Today, among the 32 tenured faculty, 7 are women. Harvard also has a woman as its president. Just as significantly, more women are attending the GSD: women made up 39% of the school’s graduating class in 1993 and will constitute 49% of the graduates this month.
Beyond the academy, the number of famous women architects is expanding rapidly beyond just Hadid. Jeanne Gang’s Aqua Tower has changed the shape of Chicago’s skyline. If it was once a commonplace that women just did interiors or favored shape making over problem solving, these beliefs are being reshaped by important new works by an array of women. McGuigan points to work by Liz Diller, Billie Tsien, Carol Ross Barney, Marion Weiss, Annabelle Selldorf, and Toshiko Mori to demonstrate that women are outstanding at architecture.
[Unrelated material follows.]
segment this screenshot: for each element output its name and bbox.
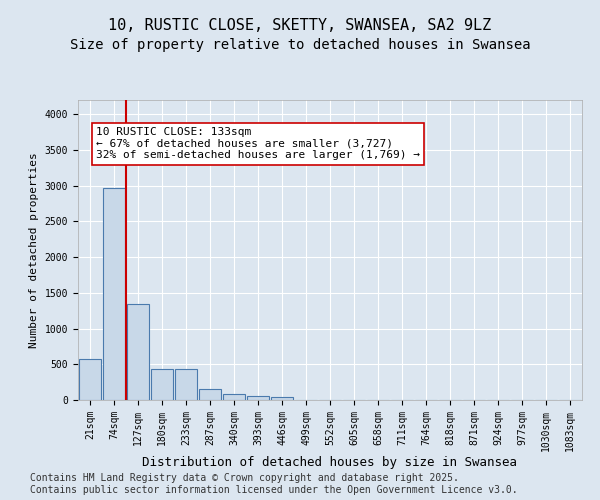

These women are still too rare. They tend to run their own firms or partner with another person, usually their spouse. The statistics for the large firms are more daunting. According to McGuigan, 37% of architects work in firms with more than 50 employees and almost none of these are led by women. Nationally, 23% of working architects are women and only 17% of principals and partners in architectural firms are women. Studies show that even if they start in architecture, in their 30s and 40s women leave the field in droves.
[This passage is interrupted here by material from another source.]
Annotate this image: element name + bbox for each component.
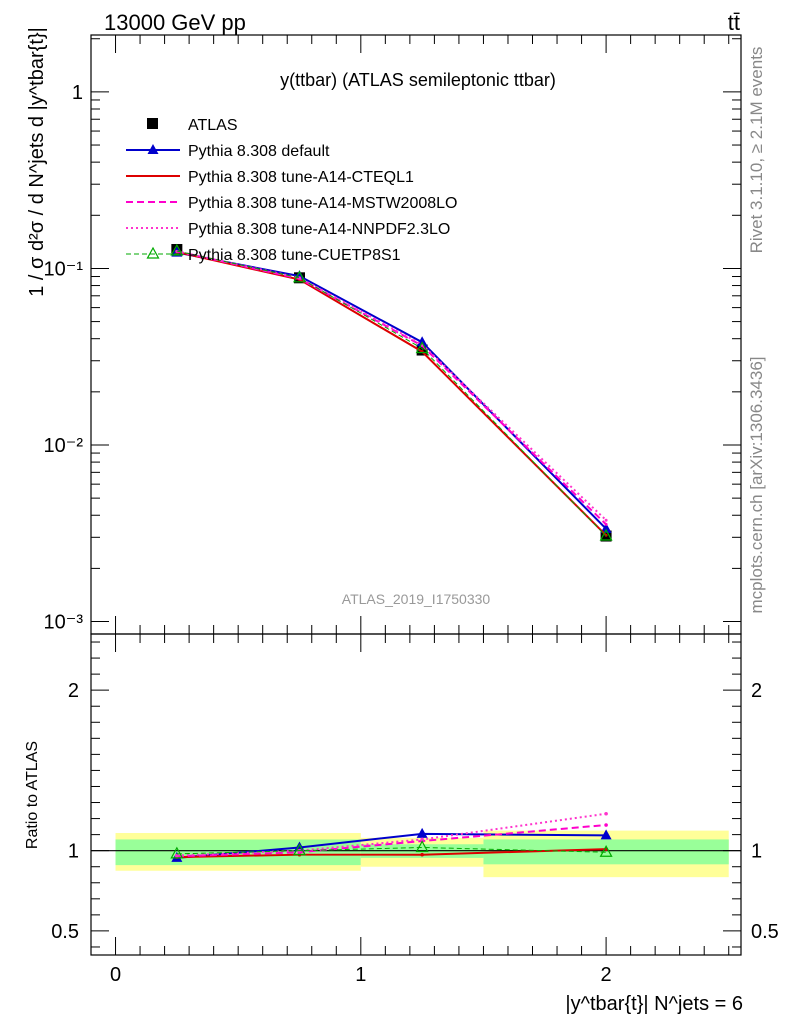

One problem: women in architecture have a limited number of mentors and role models. McGuigan jokingly pointed to the one film with a woman architect – One Fine Day with Michelle Pfeiffer – and it’s a highly improbably story, where in spite of breaking stereotypes and being a single mom, the lead character is promoted and gets to marry George Clooney. McGuigan directed women in design to stand up, help each other, and be a mentor.
Some things need to change in the profession for everyone. McGuigan believes that the entire profession has an inadequate pay scale, particularly considering that it requires an advanced degree and licensing exam. The prizes, particularly the Pritzker, also perpetuate the myth of the lone male genius and his heroic independent design. This ignores the growing culture of team work at many firms and an acknowledgement of the many contributors who play a part in each work.
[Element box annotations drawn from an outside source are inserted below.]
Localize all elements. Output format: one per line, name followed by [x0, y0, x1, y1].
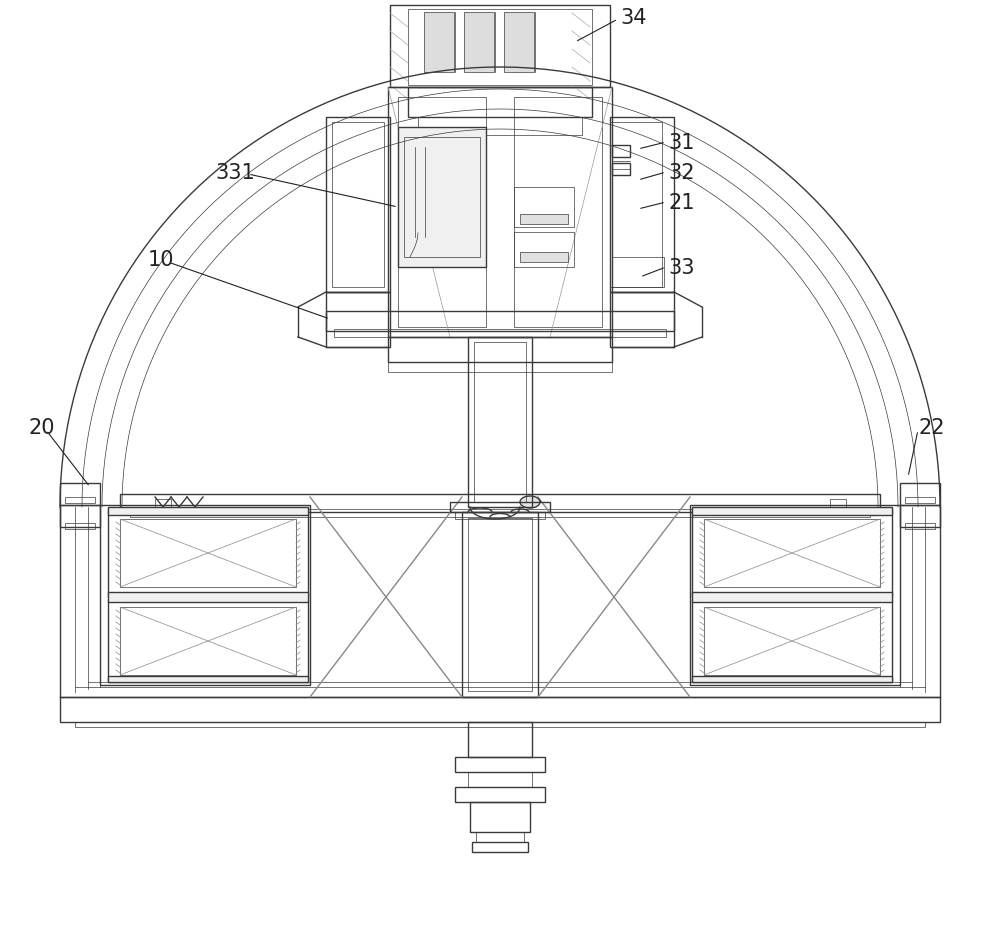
Bar [130, 510, 870, 517]
Bar [476, 832, 524, 842]
Bar [388, 362, 612, 373]
Bar [830, 500, 846, 510]
Bar [472, 842, 528, 852]
Bar [408, 10, 592, 86]
Bar [455, 757, 545, 772]
Bar [424, 13, 454, 73]
Bar [390, 6, 610, 88]
Bar [692, 677, 892, 682]
Text: 32: 32 [668, 163, 694, 183]
Bar [398, 128, 486, 268]
Bar [60, 505, 100, 527]
Text: 33: 33 [668, 258, 694, 278]
Bar [60, 484, 100, 505]
Bar [120, 607, 296, 675]
Bar [504, 13, 534, 73]
Bar [108, 507, 308, 515]
Bar [462, 513, 538, 697]
Bar [100, 505, 310, 685]
Bar [474, 343, 526, 502]
Bar [408, 88, 592, 118]
Text: 22: 22 [918, 417, 944, 438]
Bar [514, 188, 574, 228]
Bar [692, 507, 892, 515]
Bar [514, 98, 602, 327]
Text: 10: 10 [148, 249, 175, 270]
Bar [108, 601, 308, 682]
Bar [610, 123, 662, 287]
Bar [108, 510, 308, 597]
Text: 20: 20 [28, 417, 55, 438]
Bar [326, 311, 674, 332]
Bar [692, 592, 892, 603]
Bar [514, 233, 574, 268]
Bar [610, 293, 674, 348]
Polygon shape [520, 497, 540, 508]
Bar [155, 500, 171, 510]
Bar [75, 722, 925, 727]
Bar [60, 697, 940, 722]
Bar [332, 123, 384, 287]
Bar [334, 330, 666, 337]
Bar [692, 510, 892, 597]
Bar [388, 337, 612, 362]
Bar [610, 118, 674, 293]
Bar [900, 484, 940, 505]
Bar [612, 146, 630, 158]
Bar [520, 215, 568, 224]
Bar [418, 118, 582, 136]
Bar [704, 519, 880, 588]
Bar [450, 502, 550, 513]
Text: 21: 21 [668, 193, 694, 213]
Text: 331: 331 [215, 163, 255, 183]
Bar [905, 498, 935, 503]
Bar [455, 787, 545, 802]
Bar [120, 519, 296, 588]
Bar [520, 253, 568, 262]
Bar [468, 337, 532, 507]
Bar [905, 524, 935, 529]
Text: 34: 34 [620, 8, 646, 28]
Bar [326, 293, 390, 348]
Bar [108, 592, 308, 603]
Bar [468, 518, 532, 692]
Bar [704, 607, 880, 675]
Bar [464, 13, 494, 73]
Bar [388, 88, 612, 337]
Bar [612, 258, 664, 287]
Bar [468, 722, 532, 757]
Bar [108, 677, 308, 682]
Bar [612, 164, 630, 176]
Bar [455, 513, 545, 519]
Bar [120, 494, 880, 513]
Bar [468, 772, 532, 787]
Bar [326, 118, 390, 293]
Bar [398, 98, 486, 327]
Bar [470, 802, 530, 832]
Bar [690, 505, 900, 685]
Text: 31: 31 [668, 133, 694, 153]
Bar [900, 505, 940, 527]
Bar [65, 498, 95, 503]
Bar [404, 138, 480, 258]
Bar [65, 524, 95, 529]
Bar [692, 601, 892, 682]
There is the promise of new values. Architects are committed to sustainability and concerned about cities. They are increasingly doing civic work in the public realm. New firms focus on collaboration, and there is growing trend among young architects to working collectively and giving their firms names that are no longer self-referential.
More than "leaning in” (McGuigan thinks that if she leans in any more, she’ll fall over), she believes it’s important for women to understand what’s at stake. "Step up and speak up,” she challenges. "Polish your skills as a speaker and presenter” and "speak truth to power.” Like Billie Tsien and Tod Williams, she sees "architecture as an act of profound optimism,” and she is optimistic about the future for women in architecture.